Caption Foto:
Garam rakyat di salah satu sentra produksi di Kabupaten Sampang.MCN | Sampang, Jawa Timur – Sebanyak 35.300 ton garam rakyat masih tersimpan di gudang-gudang petambak di Kabupaten Sampang, Madura. Ribuan ton garam tersebut belum dilepas ke pasar karena mayoritas petambak memilih menunggu kenaikan harga. Kondisi ini menjadi gambaran bahwa meski produksi garam tahun ini menurun akibat cuaca, harga yang berlaku dinilai belum mampu memberikan keuntungan yang layak bagi para petambak.
Berdasarkan data Dinas Perikanan (Diskan) Kabupaten Sampang, stok garam tersebut terdiri atas 32.703 ton garam kualitas KW 1, 1.947 ton KW 2, dan 650 ton KW 3. Jumlah stok terbesar berada di Kecamatan Sreseh sebanyak 18.430 ton, disusul Pangarengan 8.940 ton, Sampang 7.290 ton, dan Jrengik 640 ton. Empat kecamatan tersebut menjadi sentra utama produksi garam rakyat di Kabupaten Sampang.
Kepala Bidang Perikanan dan Budidaya Diskan Sampang, Moh.
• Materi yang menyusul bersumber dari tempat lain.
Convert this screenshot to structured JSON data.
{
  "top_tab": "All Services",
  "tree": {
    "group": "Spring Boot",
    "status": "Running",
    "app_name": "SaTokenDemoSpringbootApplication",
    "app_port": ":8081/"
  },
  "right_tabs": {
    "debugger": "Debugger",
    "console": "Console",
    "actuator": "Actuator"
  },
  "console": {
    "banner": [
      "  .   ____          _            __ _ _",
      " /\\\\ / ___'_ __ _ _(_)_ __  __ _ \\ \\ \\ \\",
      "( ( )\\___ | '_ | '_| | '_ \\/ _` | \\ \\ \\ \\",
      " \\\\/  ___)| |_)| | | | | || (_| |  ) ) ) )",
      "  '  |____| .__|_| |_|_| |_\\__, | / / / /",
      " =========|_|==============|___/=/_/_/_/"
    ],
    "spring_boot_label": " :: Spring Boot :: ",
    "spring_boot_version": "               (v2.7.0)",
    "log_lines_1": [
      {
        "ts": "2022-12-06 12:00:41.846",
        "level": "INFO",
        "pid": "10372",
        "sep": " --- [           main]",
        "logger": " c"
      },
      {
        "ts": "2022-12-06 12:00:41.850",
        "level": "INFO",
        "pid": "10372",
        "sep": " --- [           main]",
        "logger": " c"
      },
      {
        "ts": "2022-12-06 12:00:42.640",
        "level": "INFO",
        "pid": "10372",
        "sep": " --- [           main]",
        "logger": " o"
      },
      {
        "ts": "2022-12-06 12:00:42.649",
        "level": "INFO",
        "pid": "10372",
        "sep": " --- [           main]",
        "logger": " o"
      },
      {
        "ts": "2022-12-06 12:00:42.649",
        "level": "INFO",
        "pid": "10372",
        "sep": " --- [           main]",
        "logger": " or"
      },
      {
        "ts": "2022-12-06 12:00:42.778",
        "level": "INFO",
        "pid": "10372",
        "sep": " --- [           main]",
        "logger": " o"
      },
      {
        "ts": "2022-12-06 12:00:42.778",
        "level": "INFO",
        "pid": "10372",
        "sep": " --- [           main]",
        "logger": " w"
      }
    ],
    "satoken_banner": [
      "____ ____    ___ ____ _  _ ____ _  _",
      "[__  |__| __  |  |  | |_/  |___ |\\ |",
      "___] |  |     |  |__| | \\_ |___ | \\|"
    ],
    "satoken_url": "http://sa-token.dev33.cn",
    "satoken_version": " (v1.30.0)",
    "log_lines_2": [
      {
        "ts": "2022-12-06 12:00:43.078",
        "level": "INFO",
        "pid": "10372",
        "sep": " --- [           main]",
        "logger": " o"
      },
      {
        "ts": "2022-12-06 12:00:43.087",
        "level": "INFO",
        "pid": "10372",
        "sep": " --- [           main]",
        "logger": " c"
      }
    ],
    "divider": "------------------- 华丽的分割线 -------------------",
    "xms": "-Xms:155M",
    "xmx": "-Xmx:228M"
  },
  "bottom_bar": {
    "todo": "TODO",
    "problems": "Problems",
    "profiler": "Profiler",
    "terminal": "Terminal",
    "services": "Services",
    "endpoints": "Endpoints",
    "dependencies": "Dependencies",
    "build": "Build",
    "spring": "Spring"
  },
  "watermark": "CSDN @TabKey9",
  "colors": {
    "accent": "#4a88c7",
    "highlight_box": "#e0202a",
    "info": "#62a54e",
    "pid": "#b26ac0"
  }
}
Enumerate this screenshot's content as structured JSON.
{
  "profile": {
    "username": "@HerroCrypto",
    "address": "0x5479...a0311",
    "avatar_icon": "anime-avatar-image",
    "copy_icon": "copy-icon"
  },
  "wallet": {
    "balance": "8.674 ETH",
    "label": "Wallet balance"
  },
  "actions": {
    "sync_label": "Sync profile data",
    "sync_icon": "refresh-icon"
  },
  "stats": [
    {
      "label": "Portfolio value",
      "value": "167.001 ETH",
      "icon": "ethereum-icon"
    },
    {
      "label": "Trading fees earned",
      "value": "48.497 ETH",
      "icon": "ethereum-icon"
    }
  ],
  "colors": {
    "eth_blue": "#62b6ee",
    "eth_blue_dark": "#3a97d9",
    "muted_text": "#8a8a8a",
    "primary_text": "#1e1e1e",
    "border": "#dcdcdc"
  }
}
Mahfud, menjelaskan bahwa petambak sengaja belum menjual hasil panennya karena berharap harga garam terus mengalami kenaikan. Menurutnya, keputusan tersebut merupakan langkah petambak untuk memperoleh nilai jual yang lebih menguntungkan setelah menghadapi musim produksi yang tidak maksimal.
“Saat ini para petambak masih menahan garamnya dengan harapan harga bisa naik lebih mahal,” ujar Moh. Mahfud, Senin. 13/07/2026.
Mahfud mengungkapkan, musim kemarau tahun ini berlangsung relatif singkat dan masih diselingi hujan. Kondisi cuaca tersebut berdampak langsung terhadap proses kristalisasi garam sehingga produksi mengalami penurunan. Hingga pertengahan musim panen, produksi garam rakyat di Kabupaten Sampang baru mencapai 6.492 ton dari total lahan garam seluas 3.218,24 hektare yang tersebar di tujuh kecamatan penghasil.
Sementara itu, harga garam rakyat saat ini tercatat berada pada kisaran Rp1.350.000 per ton untuk KW 1, Rp1.250.000 per ton untuk KW 2, dan Rp1.150.000 per ton untuk KW 3. Meski harga tersebut dinilai lebih baik dibanding beberapa periode sebelumnya, sebagian besar petambak masih berharap adanya peningkatan agar mampu menutup biaya produksi dan memberikan keuntungan yang lebih layak.
Fenomena penahanan stok garam oleh petambak menjadi indikator bahwa persoalan sektor pergaraman tidak hanya bergantung pada hasil produksi, tetapi juga dipengaruhi stabilitas harga dan mekanisme pasar. Apabila harga tidak bergerak naik dalam waktu lama, dikhawatirkan daya beli petambak serta perputaran ekonomi di kawasan sentra garam akan ikut terdampak.
Mahfud berharap harga garam rakyat terus mengalami peningkatan sehingga kesejahteraan petambak dapat membaik. “Kami berharap agar ke depannya harga garam rakyat naik. Petambak bisa menjual garamnya lebih layak dan mahal,” pungkasnya.(M.A).